Reconhecimento básico. Recompensa justa. Estamos em um mundo capitalista, certo? Fim de papo.





Li uma reportagem sobre o futuro das profissões, que fazia uma projeção ascendente de pessoas que trabalham por conta. A nova era é a dos serviços, cada um por sim, feliz da vida. As grandes corporações existirão, claro, mas contando com esses profissionais liberais. Eu mesma já sou assim. Ainda não sou feliz da vida, mas estou a caminho.
Quanto ao lance de estudar, infelizmente não é um hábito da média da população ir atrás de mais conhecimentos por conta. Comprar um “Guitar for Dummies” porque é um sonho de infância tocar que nem o Slash ainda é coisa de quem sabe que temos capacidade de aprender sem ir à escola. E eu apóio muito e admiro quem sabe o que quer da vida sem precisar frequentar um ensino superior. Porque eu mesma perdi um pouco de tempo pra conseguir um diploma.
Agora, quanto ao reconhecimento vs. recompensa… é f**a. Talvez seja uma questão socio-cultural desse “paíszinho”. Não quero nem pensar mais nesse assunto… snif…
Bjos!
Eita, quanta referência a mim! :)
Uma coisa no seu texto que é muito verdadeira: Quando pessoas perguntam “Você é só professor?”.
Professores não são respeitados no Brasil. Nem pelo próprio Governo que os emprega, nem pelos alunos que deveriam escutá-los. Não sei exatamente os motivos que levam a esse fato, então não vou jogar aqui minha adivinhação, mas essa é uma das bizarrices do nosso país.
[off-topic mas nem tanto]: Eu sinceramente não gosto de muito dos “nossos” costumes, que na verdade não sei de quem herdamos (com certeza não foi dos índios). Uma coisa que eu não entendo é como alguém pode querer simplesmente parar de trabalhar pra viver de aposentadoria em casa assistindo novela.

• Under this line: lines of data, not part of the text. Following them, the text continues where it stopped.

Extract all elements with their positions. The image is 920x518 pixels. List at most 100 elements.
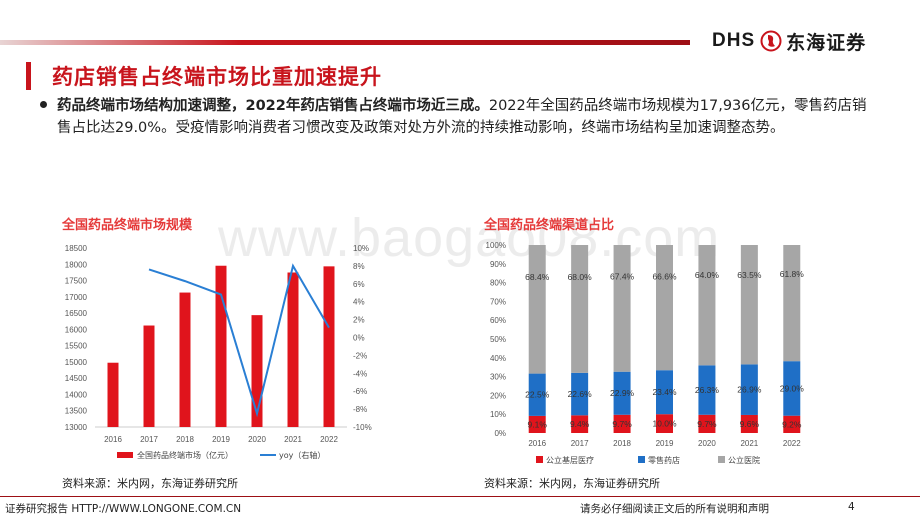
y-tick-label: 10% [490, 410, 506, 419]
y2-tick-label: 0% [353, 334, 365, 343]
market-size-bar [143, 325, 155, 427]
chart1-source: 资料来源：米内网，东海证券研究所 [62, 477, 238, 490]
y-tick-label: 40% [490, 354, 506, 363]
x-tick-label: 2022 [783, 439, 801, 448]
y-tick-label: 18500 [65, 244, 88, 253]
share-bar-segment [571, 415, 589, 433]
share-bar-segment [528, 373, 546, 416]
market-size-bar [251, 315, 263, 427]
share-bar-segment [740, 245, 758, 365]
share-bar-segment [740, 414, 758, 433]
seahorse-logo-icon [760, 30, 782, 52]
share-data-label: 23.4% [652, 387, 677, 397]
y2-tick-label: -4% [353, 369, 367, 378]
share-data-label: 26.3% [695, 385, 720, 395]
chart2-title: 全国药品终端渠道占比 [484, 218, 615, 233]
market-size-bar [215, 265, 227, 427]
y2-tick-label: 8% [353, 262, 365, 271]
y-tick-label: 60% [490, 316, 506, 325]
y2-tick-label: 10% [353, 244, 369, 253]
share-data-label: 9.6% [740, 419, 760, 429]
share-bar-segment [656, 370, 673, 415]
y2-tick-label: -10% [353, 423, 372, 432]
share-bar-segment [740, 364, 758, 415]
y-tick-label: 13000 [65, 423, 88, 432]
market-size-bar [323, 266, 335, 427]
y2-tick-label: -2% [353, 351, 367, 360]
y2-tick-label: 4% [353, 298, 365, 307]
y-tick-label: 16000 [65, 325, 88, 334]
y2-tick-label: 6% [353, 280, 365, 289]
y-tick-label: 70% [490, 297, 506, 306]
share-bar-segment [528, 245, 546, 374]
footer-website: 证券研究报告 HTTP://WWW.LONGONE.COM.CN [5, 503, 242, 515]
bullet-bold-text: 药品终端市场结构加速调整，2022年药店销售占终端市场近三成。 [57, 98, 489, 114]
legend-swatch [718, 456, 725, 463]
x-tick-label: 2018 [613, 439, 631, 448]
share-bar-segment [698, 414, 716, 433]
share-bar-segment [613, 245, 631, 372]
y2-tick-label: 2% [353, 316, 365, 325]
legend-swatch [536, 456, 543, 463]
market-size-bar [179, 292, 191, 427]
share-data-label: 66.6% [652, 271, 677, 281]
y-tick-label: 20% [490, 391, 506, 400]
share-data-label: 22.5% [525, 390, 550, 400]
legend-label: 零售药店 [648, 455, 680, 465]
footer-disclaimer: 请务必仔细阅读正文后的所有说明和声明 [580, 503, 769, 515]
title-accent-bar [26, 62, 31, 90]
legend-swatch [638, 456, 645, 463]
share-data-label: 9.1% [528, 419, 548, 429]
yoy-line [148, 263, 330, 418]
y-tick-label: 18000 [65, 260, 88, 269]
legend-label: 公立医院 [728, 455, 760, 465]
channel-share-chart: 0% 10% 20% 30% 40% 50% 60% 70% 80% 90% 100% 9.1% 22.… [486, 241, 805, 465]
bullet-paragraph: 药品终端市场结构加速调整，2022年药店销售占终端市场近三成。2022年全国药品… [57, 95, 877, 139]
legend-label: 公立基层医疗 [546, 455, 594, 465]
legend-bar-label: 全国药品终端市场（亿元） [137, 450, 233, 460]
x-tick-label: 2021 [284, 435, 302, 444]
share-data-label: 67.4% [610, 272, 635, 282]
header-divider [0, 40, 690, 45]
bullet-dot-icon [40, 101, 47, 108]
x-tick-label: 2020 [698, 439, 716, 448]
share-data-label: 26.9% [737, 385, 762, 395]
y-tick-label: 17500 [65, 277, 88, 286]
share-bar-segment [613, 414, 631, 433]
x-tick-label: 2016 [528, 439, 546, 448]
share-bar-segment [528, 415, 546, 433]
chart1-title: 全国药品终端市场规模 [62, 218, 193, 233]
y-tick-label: 14000 [65, 390, 88, 399]
market-size-bar [287, 272, 299, 427]
y-tick-label: 17000 [65, 293, 88, 302]
y-tick-label: 50% [490, 335, 506, 344]
y-tick-label: 16500 [65, 309, 88, 318]
page-title: 药店销售占终端市场比重加速提升 [52, 65, 382, 89]
share-bar-segment [783, 415, 801, 433]
y-tick-label: 15500 [65, 342, 88, 351]
y2-tick-label: -6% [353, 387, 367, 396]
share-bar-segment [656, 245, 673, 371]
share-data-label: 29.0% [780, 383, 805, 393]
share-bar-segment [783, 245, 801, 362]
bullet-text: 2022年全国药品终端市场规模为17,936亿元，零售药店销售占比达29.0%。… [57, 98, 867, 136]
y-tick-label: 13500 [65, 407, 88, 416]
y-tick-label: 15000 [65, 358, 88, 367]
share-data-label: 22.9% [610, 388, 635, 398]
x-tick-label: 2021 [740, 439, 758, 448]
share-data-label: 10.0% [652, 419, 677, 429]
footer-divider [0, 496, 920, 497]
y-tick-label: 80% [490, 279, 506, 288]
x-tick-label: 2018 [176, 435, 194, 444]
y-tick-label: 30% [490, 373, 506, 382]
share-data-label: 68.4% [525, 272, 550, 282]
share-data-label: 64.0% [695, 270, 720, 280]
x-tick-label: 2019 [656, 439, 674, 448]
x-tick-label: 2022 [320, 435, 338, 444]
x-tick-label: 2017 [140, 435, 158, 444]
legend-line-label: yoy（右轴） [279, 450, 325, 460]
market-size-chart: 13000 13500 14000 14500 15000 15500 16000 16500… [65, 244, 372, 460]
y2-tick-label: -8% [353, 405, 367, 414]
y-tick-label: 90% [490, 260, 506, 269]
y-tick-label: 100% [486, 241, 506, 250]
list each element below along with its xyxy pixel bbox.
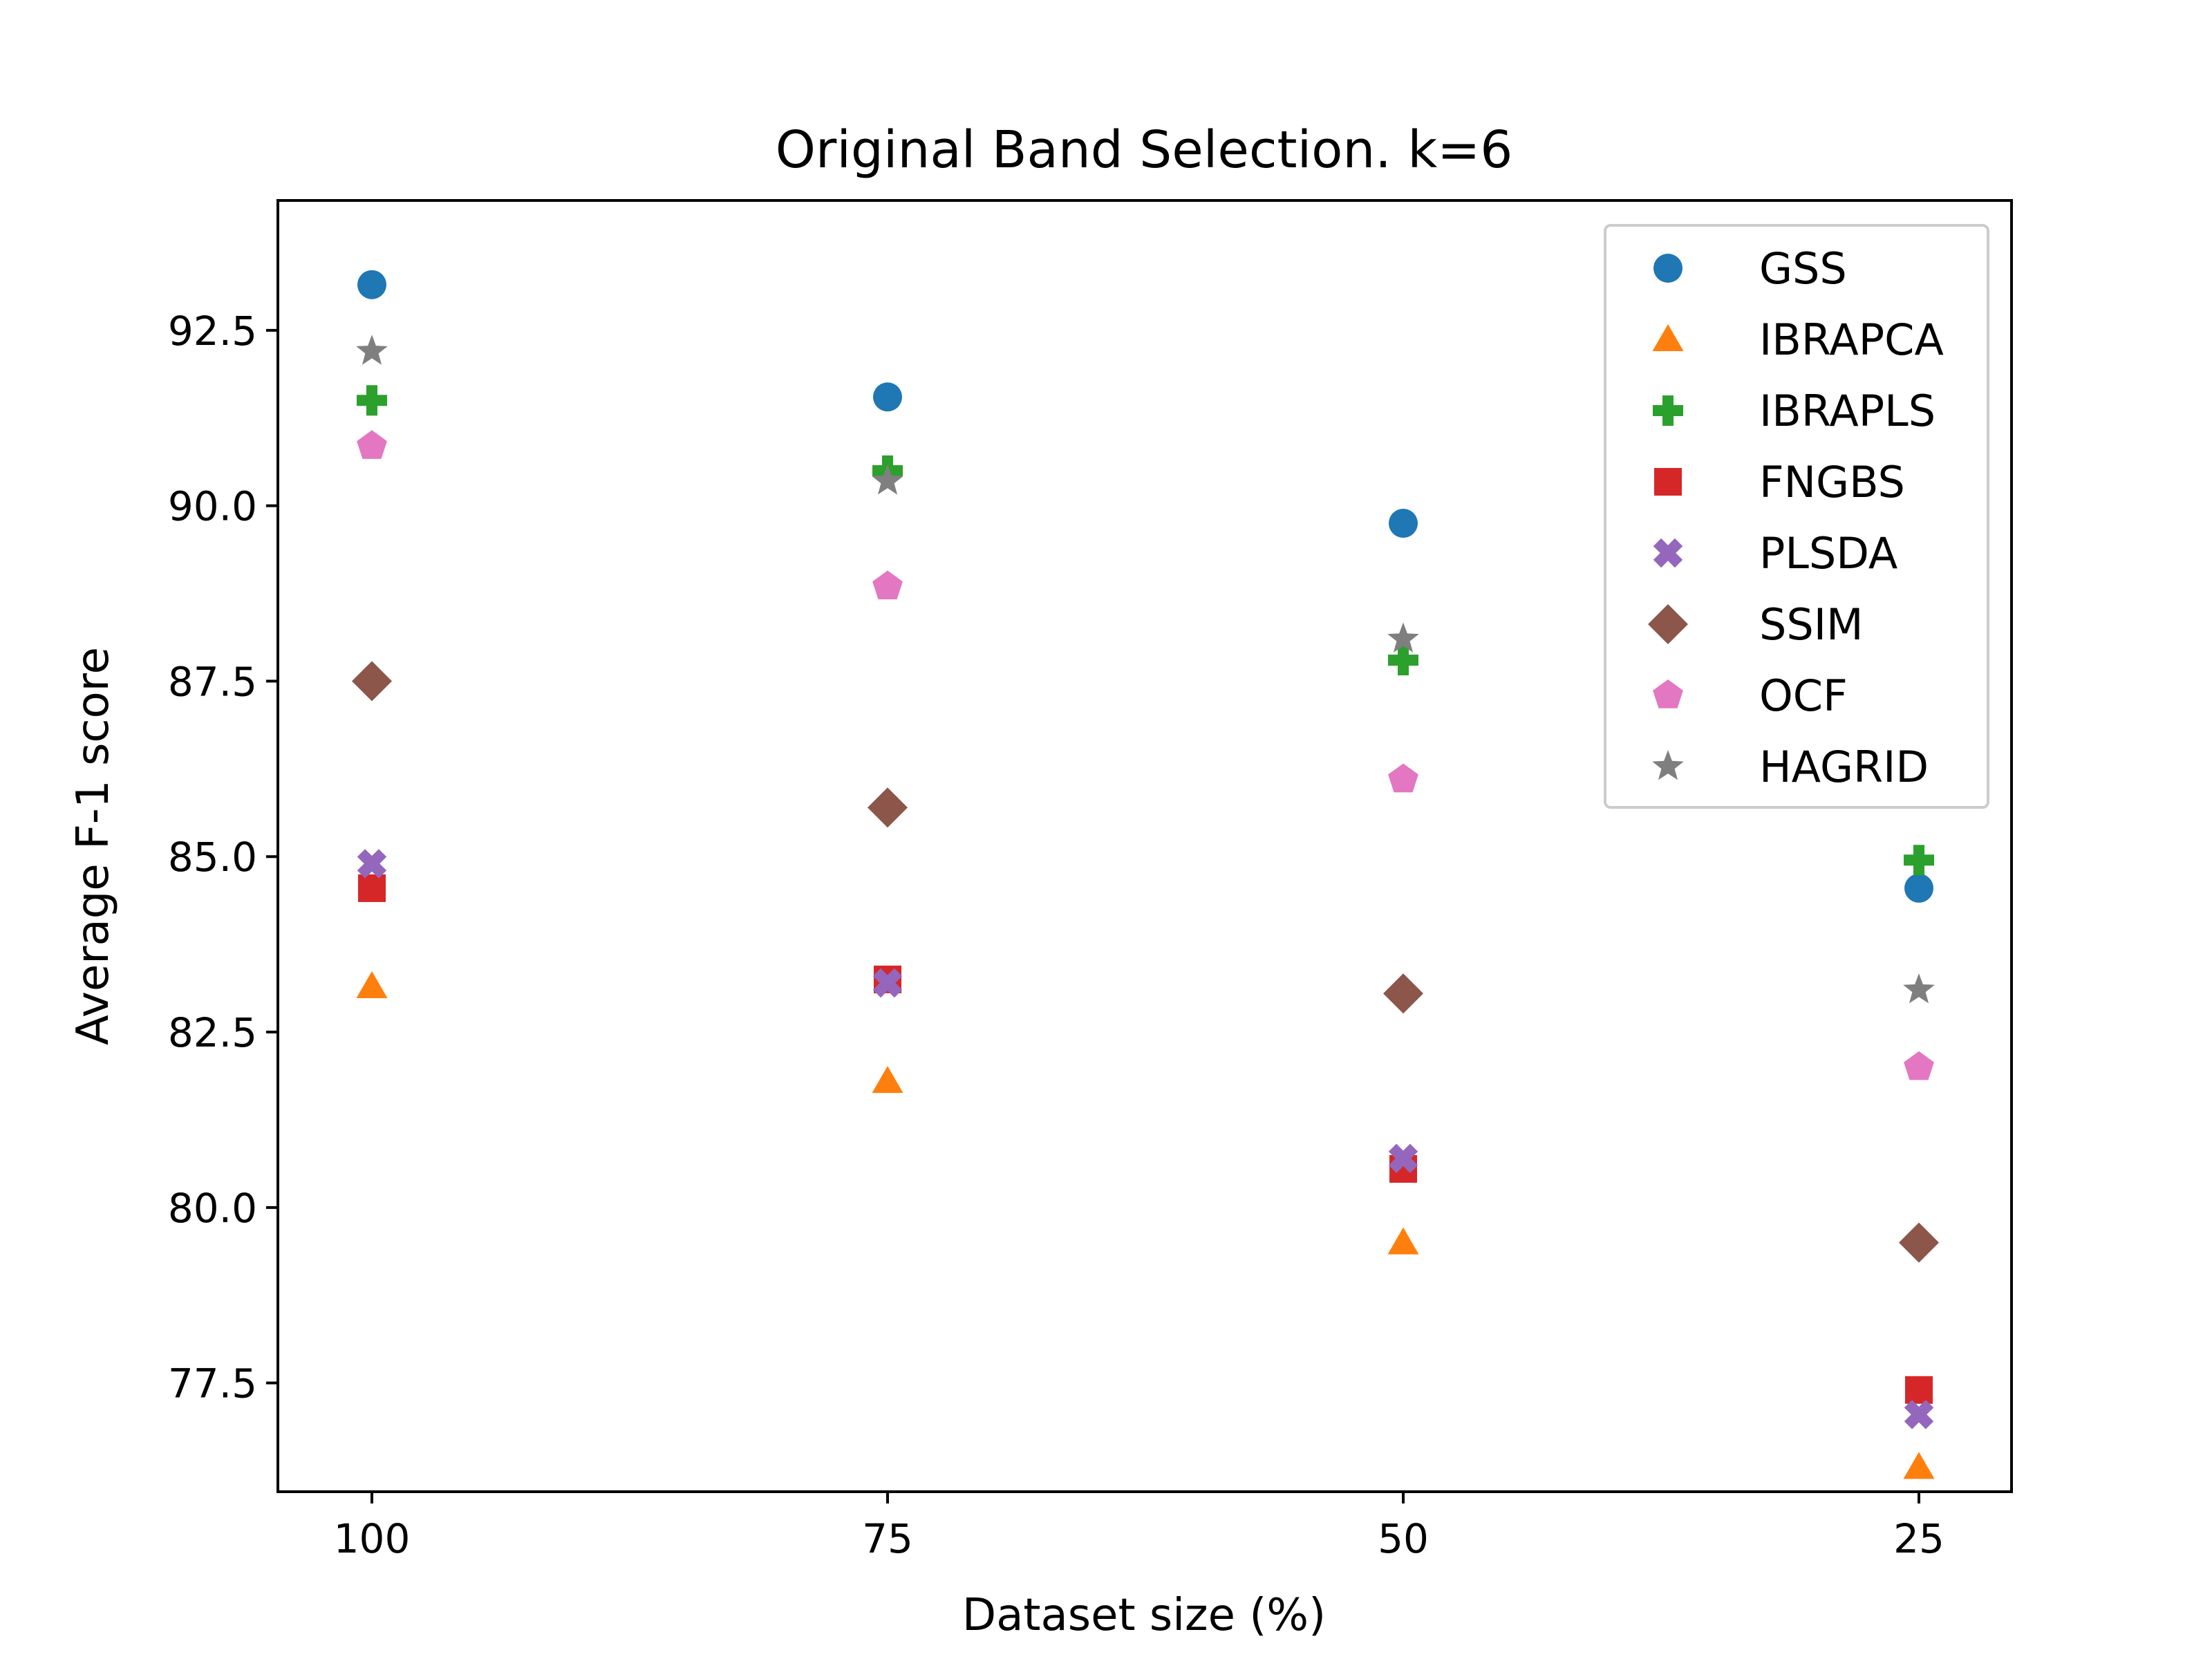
data-point-ssim-50 [1383,973,1423,1014]
y-tick-label: 80.0 [168,1185,257,1232]
data-point-hagrid-50 [1387,622,1419,653]
data-point-gss-50 [1389,509,1418,538]
legend-item-hagrid: HAGRID [1652,742,1929,792]
y-tick-label: 77.5 [168,1360,257,1407]
data-point-plsda-100 [357,849,387,879]
x-tick-label: 75 [862,1515,913,1562]
x-tick-label: 25 [1893,1515,1944,1562]
legend-item-ssim: SSIM [1648,599,1864,650]
legend-marker-hagrid [1652,750,1684,780]
x-axis: 100 75 50 25 [334,1492,1944,1562]
data-point-ssim-75 [868,787,908,828]
legend-label: IBRAPCA [1759,315,1944,365]
legend-item-ibrapls: IBRAPLS [1653,386,1936,436]
legend-marker-ocf [1653,679,1683,709]
data-point-ibrapca-75 [872,1066,903,1094]
legend-marker-plsda [1653,538,1683,568]
data-point-plsda-25 [1904,1400,1934,1430]
legend-label: HAGRID [1759,742,1929,792]
data-point-hagrid-25 [1903,973,1935,1004]
legend-marker-ibrapls [1653,395,1683,426]
data-point-ocf-50 [1388,763,1418,793]
data-point-gss-75 [873,382,902,412]
data-point-ssim-100 [352,661,392,702]
data-point-ibrapca-100 [356,971,388,998]
y-tick-label: 87.5 [168,658,257,705]
series-gss [357,270,1933,903]
legend-item-fngbs: FNGBS [1654,457,1905,507]
legend-label: FNGBS [1759,457,1905,507]
data-point-fngbs-25 [1905,1376,1933,1404]
legend-label: IBRAPLS [1759,386,1936,436]
data-point-ocf-75 [872,570,903,599]
legend: GSS IBRAPCA IBRAPLS FNGBS PLSDA SSIM OCF HAGRID [1604,224,1989,809]
legend-marker-fngbs [1654,468,1682,496]
chart-title: Original Band Selection. k=6 [776,120,1513,180]
x-tick-label: 50 [1378,1515,1429,1562]
series-ocf [357,430,1934,1080]
y-tick-label: 82.5 [168,1009,257,1056]
legend-label: PLSDA [1759,528,1897,579]
y-tick-label: 85.0 [168,834,257,881]
legend-label: GSS [1759,243,1847,294]
series-plsda [357,849,1934,1430]
data-point-ibrapls-25 [1904,845,1934,876]
data-point-ibrapls-50 [1388,645,1418,675]
legend-marker-ssim [1648,604,1688,644]
data-point-ibrapls-100 [357,385,387,416]
series-ibrapca [356,971,1935,1479]
legend-item-gss: GSS [1653,243,1847,294]
y-tick-label: 92.5 [168,308,257,355]
y-axis-label: Average F-1 score [68,647,119,1045]
legend-item-ibrapca: IBRAPCA [1652,315,1944,365]
data-point-hagrid-100 [356,335,388,365]
data-point-plsda-50 [1388,1143,1418,1173]
y-tick-label: 90.0 [168,483,257,530]
series-ssim [352,661,1939,1263]
legend-label: OCF [1759,671,1848,721]
series-hagrid [356,335,1935,1004]
x-axis-label: Dataset size (%) [962,1590,1326,1641]
data-points [352,270,1939,1479]
legend-frame [1604,224,1989,809]
data-point-ibrapca-50 [1387,1227,1419,1255]
legend-item-ocf: OCF [1653,671,1848,721]
legend-item-plsda: PLSDA [1653,528,1897,579]
y-axis: 77.5 80.0 82.5 85.0 87.5 90.0 92.5 [168,308,278,1407]
data-point-fngbs-100 [358,874,386,902]
data-point-ibrapca-25 [1903,1452,1935,1479]
x-tick-label: 100 [334,1515,411,1562]
legend-marker-ibrapca [1652,324,1684,351]
data-point-ssim-25 [1899,1222,1939,1263]
data-point-gss-100 [357,270,386,299]
data-point-plsda-75 [872,968,903,998]
plot-frame [276,199,2013,1493]
data-point-ocf-100 [357,430,387,459]
data-point-ocf-25 [1904,1051,1934,1080]
data-point-hagrid-75 [872,465,903,495]
data-point-gss-25 [1904,873,1933,903]
legend-marker-gss [1653,254,1683,283]
legend-label: SSIM [1759,599,1864,650]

Somos constantemente lembrados de que “um dia chegará a velhice”, por diversos “agentes”: pais, avós, amigos, e até pessoas estranhas que estão com seus 60 anos achando que o fim está próximo. FELIZMENTE, eu fui criado com outros valores, meus pais estão começando a construir coisas novas, ambos perto dos 60 anos, pensando no futuro do planeta, ESTUDANDO, colaborando, passando conhecimento.
Acho que todos deveríamos ser assim, afinal de contas, eu não quero SOBREVIVER, eu quero VIVER!
Depois desses comentários me sinto insossa mas, deixarei a minha modesta participação (e talvez o “desabafo”)
Eu quero viver de arte! *.*
Publicar meus livros, cantar, estudar piano em conservatório depois de fazer a minha sonhada faculdade de História da Arte! (Sim, porque AGORA depois de 4 anos que terminei o Ensino Médio finalmente tem um curso de graduação em História da Arte)…
E, então, ser mais uma desprestigiada “vagal” que vive de dar aulas e, de arte!
Eu chego lá… rs
Talvez numa vida sem reconhecimentos mas, satisfatória… Pra minh’alma pelo menos!
Que eu não me corrompa. Amém! =p
Beijo “Mazitah” rsrs
Em breve eu farei um post no meu blog com uma conversa sobre várias coisas relacionadas a arte vs profissão/estudo/etc. Fica de olho. Não é merchan do meu blog não, é que realmente a intenção dessa conversa vai ser atingir as pessoas que passaram ou estão passando por esse tipo de escolha difícil na vida.
Eu deixei de acreditar numa vida justa, pq eu trabalho de caixa.